O relógio marcava a passagem de mais uma hora de vida. Era uma entre tantas que já se haviam afas­tado com rapidez, deixando atrás apenas um cres­cente sentimento de vazio. Não havia nada interes­sante para fazer, a não ser girar em torno do eixo da própria inutilidade. Quando essa percepção se tor­nava mais aguda, ela tratava logo de atenuar-lhe a contundência. Tinha um repertório variado de expe­dientes, cuja única finalidade era tornar mais opaca a imagem que um retrovisor, oportunamente embaçado, lhe proporcionava. Quanto ao futuro, já sabia que, de alguma forma, nada de extraordinário a esperaria. Restava conviver agradavelmente com o presente.
Torturava-a a idéia de já ter alcançado a chamada meia idade, sem que isso a tivesse atingido, a não ser de forma superficial. Os sulcos a marcar o rosto, que outrora havia feito sonhar um bando de garotos, hoje titios, eram devidos à vitória do tempo sobre os cos­méticos, mas sem representar um tributo, normal­mente pago a preocupações. Cru­zar uma vida com a síndrome de carro zero quilôme­tros, não era nada atraente, pensou ao acompanhar com olhar distraído o vôo pesado de uma mosca den­tro da sala. A ventura de não ter enfrentado grandes preocupações tornava-se um crescente incômodo. Havia nisso um certo exa­gero. Por sorte, mérito ou habilidade, soubera lidar com os problemas, deixando que muitas vezes o tempo se encarregasse de resolvê-los, poupando-a de sofrimentos desnecessários. Mas para tudo havia um preço a ser pago. Não era a falta de sofrimento in­tenso, e sim a monotonia que a dei­xava experimen­tando uma crescente sensação de frustração. Convi­ver com o banal e o repetitivo tor­nava-se, vez por outra, insuportável. Nem por isso lamentava a falta de traumas maiores.
O pesadelo da mãe-motorista havia ficado para trás. Não havia mais a necessidade de ter que abrir mão de qualquer coisa para atender, reclamando quase sempre, a programação dos filhos.

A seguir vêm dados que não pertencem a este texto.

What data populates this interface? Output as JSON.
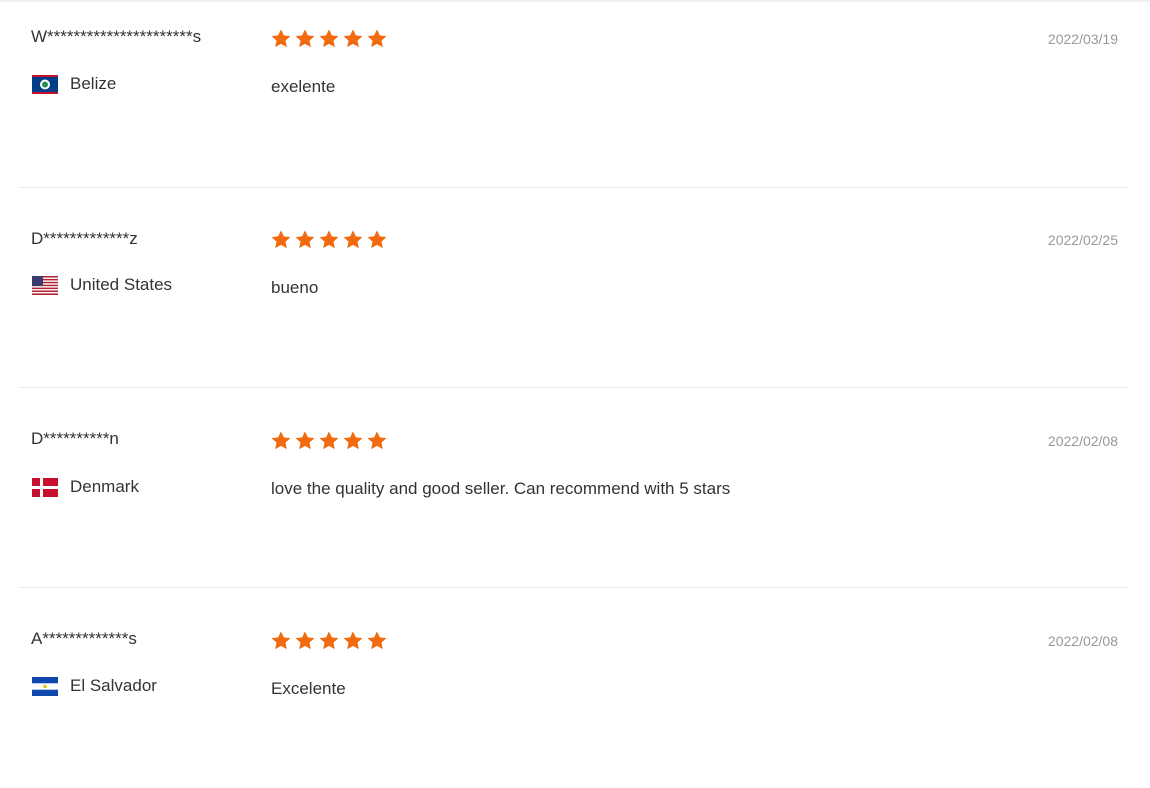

“Trate bem os filhos, pois eles escolherão seu asilo”. Onde ouvira isso? Não lembrava mais e não tinha muita importância.

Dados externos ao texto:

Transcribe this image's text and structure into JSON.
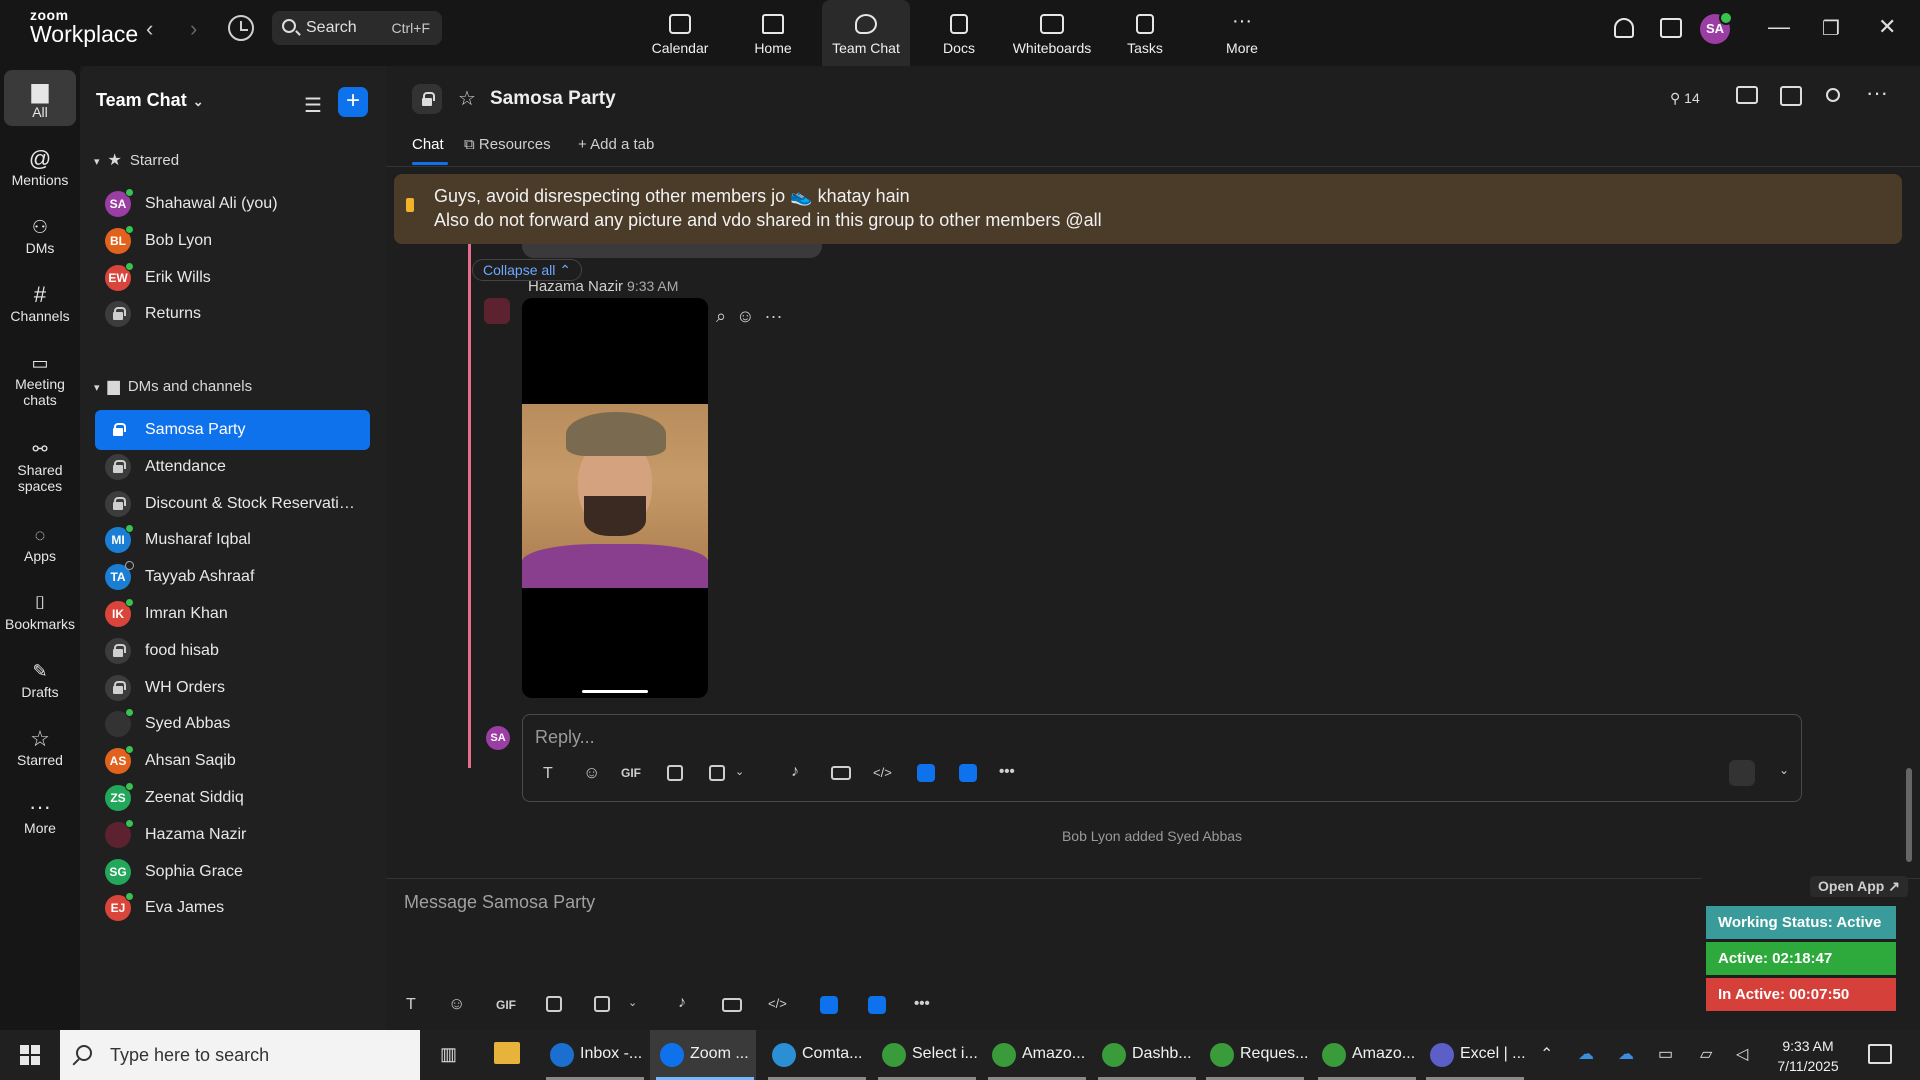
{
  "topbar": {
    "brand_top": "zoom",
    "brand_bottom": "Workplace",
    "search_label": "Search",
    "search_shortcut": "Ctrl+F",
    "nav": [
      {
        "label": "Calendar",
        "icon": "calendar-icon"
      },
      {
        "label": "Home",
        "icon": "home-icon"
      },
      {
        "label": "Team Chat",
        "icon": "chat-icon"
      },
      {
        "label": "Docs",
        "icon": "docs-icon"
      },
      {
        "label": "Whiteboards",
        "icon": "whiteboard-icon"
      },
      {
        "label": "Tasks",
        "icon": "tasks-icon"
      },
      {
        "label": "More",
        "icon": "more-icon"
      }
    ],
    "active_nav": "Team Chat",
    "avatar_initials": "SA"
  },
  "rail": [
    {
      "label": "All",
      "icon": "chat-bubble-icon"
    },
    {
      "label": "Mentions",
      "icon": "at-icon"
    },
    {
      "label": "DMs",
      "icon": "people-icon"
    },
    {
      "label": "Channels",
      "icon": "hash-icon"
    },
    {
      "label": "Meeting",
      "label2": "chats",
      "icon": "meeting-icon"
    },
    {
      "label": "Shared",
      "label2": "spaces",
      "icon": "shared-icon"
    },
    {
      "label": "Apps",
      "icon": "apps-icon"
    },
    {
      "label": "Bookmarks",
      "icon": "bookmark-icon"
    },
    {
      "label": "Drafts",
      "icon": "drafts-icon"
    },
    {
      "label": "Starred",
      "icon": "star-icon"
    },
    {
      "label": "More",
      "icon": "more-icon"
    }
  ],
  "sidebar": {
    "title": "Team Chat",
    "sections": {
      "starred": "Starred",
      "dms": "DMs and channels"
    },
    "starred": [
      {
        "name": "Shahawal Ali (you)",
        "initials": "SA",
        "color": "#9b3ea4",
        "status": "on"
      },
      {
        "name": "Bob Lyon",
        "initials": "BL",
        "color": "#e0621d",
        "status": "on"
      },
      {
        "name": "Erik Wills",
        "initials": "EW",
        "color": "#d9453b",
        "status": "on"
      },
      {
        "name": "Returns",
        "initials": "",
        "color": "",
        "status": "lock"
      }
    ],
    "dms": [
      {
        "name": "Samosa Party",
        "initials": "",
        "color": "",
        "status": "lock",
        "active": true
      },
      {
        "name": "Attendance",
        "initials": "",
        "color": "",
        "status": "lock"
      },
      {
        "name": "Discount & Stock Reservatio...",
        "initials": "",
        "color": "",
        "status": "lock"
      },
      {
        "name": "Musharaf Iqbal",
        "initials": "MI",
        "color": "#1a7fd4",
        "status": "on"
      },
      {
        "name": "Tayyab Ashraaf",
        "initials": "TA",
        "color": "#1a7fd4",
        "status": "off"
      },
      {
        "name": "Imran Khan",
        "initials": "IK",
        "color": "#d9453b",
        "status": "on"
      },
      {
        "name": "food hisab",
        "initials": "",
        "color": "",
        "status": "lock"
      },
      {
        "name": "WH Orders",
        "initials": "",
        "color": "",
        "status": "lock"
      },
      {
        "name": "Syed Abbas",
        "initials": "",
        "color": "#333333",
        "status": "on"
      },
      {
        "name": "Ahsan Saqib",
        "initials": "AS",
        "color": "#e0621d",
        "status": "on"
      },
      {
        "name": "Zeenat Siddiq",
        "initials": "ZS",
        "color": "#23a75b",
        "status": "on"
      },
      {
        "name": "Hazama Nazir",
        "initials": "",
        "color": "#5c2230",
        "status": "on"
      },
      {
        "name": "Sophia Grace",
        "initials": "SG",
        "color": "#23a75b",
        "status": "none"
      },
      {
        "name": "Eva James",
        "initials": "EJ",
        "color": "#d9453b",
        "status": "on"
      }
    ]
  },
  "channel": {
    "name": "Samosa Party",
    "member_count": "14",
    "tabs": [
      "Chat",
      "Resources",
      "+ Add a tab"
    ],
    "pinned_line1": "Guys, avoid disrespecting other members jo 👟 khatay hain",
    "pinned_line2": "Also do not forward any picture and vdo shared in this group to other members @all",
    "collapse_label": "Collapse all ⌃",
    "message": {
      "sender": "Hazama Nazir",
      "time": "9:33 AM"
    },
    "reply_avatar": "SA",
    "reply_placeholder": "Reply...",
    "system_message": "Bob Lyon added Syed Abbas",
    "composer_placeholder": "Message Samosa Party",
    "toolbar": {
      "gif": "GIF",
      "text": "T",
      "code": "</>",
      "more": "•••"
    }
  },
  "widget": {
    "open_app": "Open App ↗",
    "working_status": "Working Status: Active",
    "active": "Active: 02:18:47",
    "inactive": "In Active: 00:07:50",
    "colors": {
      "working": "#3a9c9a",
      "active": "#2eaa3c",
      "inactive": "#d6403b"
    }
  },
  "taskbar": {
    "search_placeholder": "Type here to search",
    "apps": [
      {
        "label": "Inbox -...",
        "color": "#1a6fd0"
      },
      {
        "label": "Zoom ...",
        "color": "#0e72ed",
        "active": true
      },
      {
        "label": "Comta...",
        "color": "#2b8fd6"
      },
      {
        "label": "Select i...",
        "color": "#3a9b3a"
      },
      {
        "label": "Amazo...",
        "color": "#3a9b3a"
      },
      {
        "label": "Dashb...",
        "color": "#3a9b3a"
      },
      {
        "label": "Reques...",
        "color": "#3a9b3a"
      },
      {
        "label": "Amazo...",
        "color": "#3a9b3a"
      },
      {
        "label": "Excel | ...",
        "color": "#5b5fc7"
      }
    ],
    "time": "9:33 AM",
    "date": "7/11/2025"
  }
}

As filhas, duas, e o caçula já haviam abandonado o ninho, que permanecia insuportavelmente vazio. E viva o lugar comum! Filhos amorosos, na medida em que o tempo lhes permitia, voltavam de vez em quando, para, no contato com o antigo lar, adquirir novas forças. Reviviam a lenda de Anteu temperado pela modernidade do carrossel cotidiano.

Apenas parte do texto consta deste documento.